The best part is, when the entrepreneur pays off their loan you get your money back - and Kiva's loans are managed by local microfinance institutions who have a lot of experience doing this, so you can trust that your money is being handled responsibly.

I went through and found a group of women in Uganda Africa who had applied for a group loan of $825.00. Each woman in the Tumwebaze B Group will receive a loan of $103 for a 12 month term. Each month they pool funds to make a loan payment, and each of them is responsible for helping the others repay their part of the loan. I love this picture. Each woman holds her application and tries very hard to look appropriately serious and trustworthy. I hope they dance with joy when their loan money is distributed.

Jane Mbasagi is the leader of the group. She operates a grocery store selling sweet bananas, tomatoes, cabbages, and other produce. She is 45 years old and has eight children, four of whom are going to school. She is also taking care of one sibling. She has been in business for over two years. She will use her loan to purchase grocery items to add stock to her business. She is a hardworking business woman whose dream is to educate her children.

My small loan, combined with loans from 20 or more other people have now raised the $825.00 for the group loan, which each of them will use to finance business activity. So now, Jane Mbasagi, Scovia Kavabunga, Jane Pande, Damali Namugabe, Aida Kafuko, Alice Chandia, Suzan Nanja and Sarah Nakwaga in the wee village of Kaliro, Uganda have the opportunity to use their skills and hard work to improve the lives of themselves and their families.
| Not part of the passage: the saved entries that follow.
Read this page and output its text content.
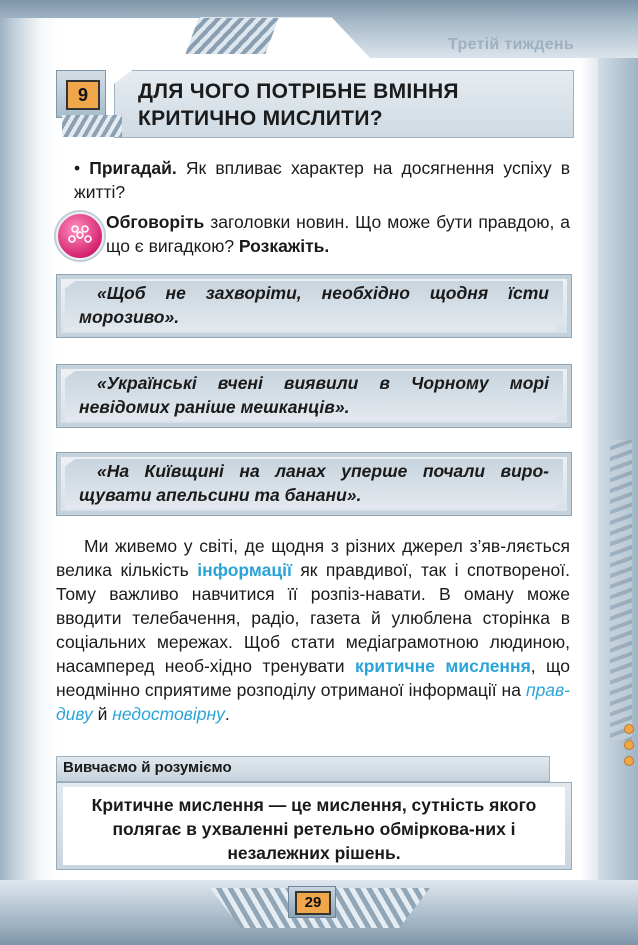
Третій тиждень
9	ДЛЯ ЧОГО ПОТРІБНЕ ВМІННЯ
КРИТИЧНО МИСЛИТИ?
• Пригадай. Як впливає характер на досягнення успіху в житті?
Обговоріть заголовки новин. Що може бути правдою, а що є вигадкою? Розкажіть.
«Щоб не захворіти, необхідно щодня їсти морозиво».
«Українські вчені виявили в Чорному морі невідомих раніше мешканців».
«На Київщині на ланах уперше почали виро-щувати апельсини та банани».
Ми живемо у світі, де щодня з різних джерел з’яв-ляється велика кількість інформації як правдивої, так і спотвореної. Тому важливо навчитися її розпіз-навати. В оману може вводити телебачення, радіо, газета й улюблена сторінка в соціальних мережах. Щоб стати медіаграмотною людиною, насамперед необ-хідно тренувати критичне мислення, що неодмінно сприятиме розподілу отриманої інформації на прав-диву й недостовірну.
Вивчаємо й розуміємо
Критичне мислення — це мислення, сутність якого полягає в ухваленні ретельно обміркова-них і незалежних рішень.
29
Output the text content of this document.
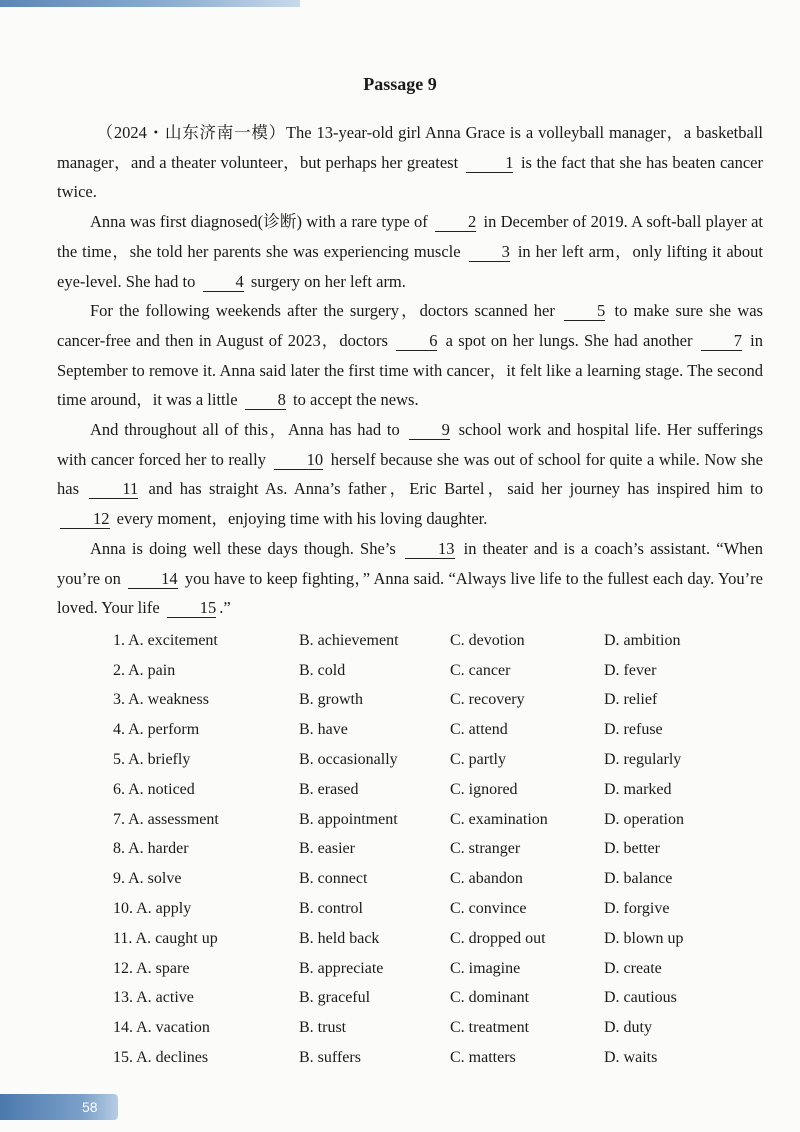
Passage 9

（2024・山东济南一模）The 13-year-old girl Anna Grace is a volleyball manager，a basketball manager，and a theater volunteer，but perhaps her greatest	1 is the fact that she has beaten cancer twice.

Anna was first diagnosed(诊断) with a rare type of 2 in December of 2019. A soft-ball player at the time，she told her parents she was experiencing muscle 3 in her left arm，only lifting it about eye-level. She had to 4 surgery on her left arm.

For the following weekends after the surgery，doctors scanned her 5 to make sure she was cancer-free and then in August of 2023，doctors 6 a spot on her lungs. She had another 7 in September to remove it. Anna said later the first time with cancer，it felt like a learning stage. The second time around，it was a little 8 to accept the news.

And throughout all of this，Anna has had to 9 school work and hospital life. Her sufferings with cancer forced her to really 10 herself because she was out of school for quite a while. Now she has 11 and has straight As. Anna’s father，Eric Bartel，said her journey has inspired him to 12 every moment，enjoying time with his loving daughter.

Anna is doing well these days though. She’s 13 in theater and is a coach’s assistant. “When you’re on 14 you have to keep fighting，” Anna said. “Always live life to the fullest each day. You’re loved. Your life 15 .”

1. A. excitement	B. achievement	C. devotion	D. ambition
2. A. pain	B. cold	C. cancer	D. fever
3. A. weakness	B. growth	C. recovery	D. relief
4. A. perform	B. have	C. attend	D. refuse
5. A. briefly	B. occasionally	C. partly	D. regularly
6. A. noticed	B. erased	C. ignored	D. marked
7. A. assessment	B. appointment	C. examination	D. operation
8. A. harder	B. easier	C. stranger	D. better
9. A. solve	B. connect	C. abandon	D. balance
10. A. apply	B. control	C. convince	D. forgive
11. A. caught up	B. held back	C. dropped out	D. blown up
12. A. spare	B. appreciate	C. imagine	D. create
13. A. active	B. graceful	C. dominant	D. cautious
14. A. vacation	B. trust	C. treatment	D. duty
15. A. declines	B. suffers	C. matters	D. waits
58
This is powerful. It's finally easy to actually do something about poverty. Using Kiva I know exactly who my money is loaned to and what they're using it for. And most of all, I know that I'm helping them each build a sustainable business that will provide income to feed, clothe, house and educate their family long after my loan is paid back.

There are thousands of others waiting for a chance. Please join me in changing the world - one loan at a time.

All the best!
Deb

Monday, August 3, 2009

Ruth's Golden Thumb

Tony says Ruth doesn't have a "green thumb", she has a golden thumb! Her 4 x 4 garden has been spectacularly successful this summer, and the latest evidence is this green pepper which she picked this morning.

And the "gardeners" are not the only ones who enjoy our labours. I can see into the community garden from where I sit. I can't count the number of visitors who respectfully enter the space, who bend to touch a leaf, or show a tiny child a blossom, a squash, a tomato or other plant. And yes some kids have pinched a tomato or two, but maybe it's the first time they've ever popped a tomato, warm from the sun, off the vine and directly into their mouth. Maybe 10-15 years from now they will remember that little tomato and plant some of their own.

The Community Garden is about more than cabbages and pepper plants. It's as much about growing community as it is about vegetables. And since I am keenly interested in communities I see it as a bit of a social experiment. I ask the question, "Does it make this a better place to live?" and the answer must surely be yes.

You begin to create a safe and secure community when you decide that you will be a good neighbor. Like charity, building community begins at home. Building community is something we each can do, right here, right now, in this place.

Nobody is an island. We will do better, and have a better place to live, if we think of this little park by the lake as our village, and discover anew the truth that we have learned many times in history: united we stand, divided we fall, cooperation is as important as competition. Anything and everything we do to make this a better place to live helps us all, and helping us all is what community is about.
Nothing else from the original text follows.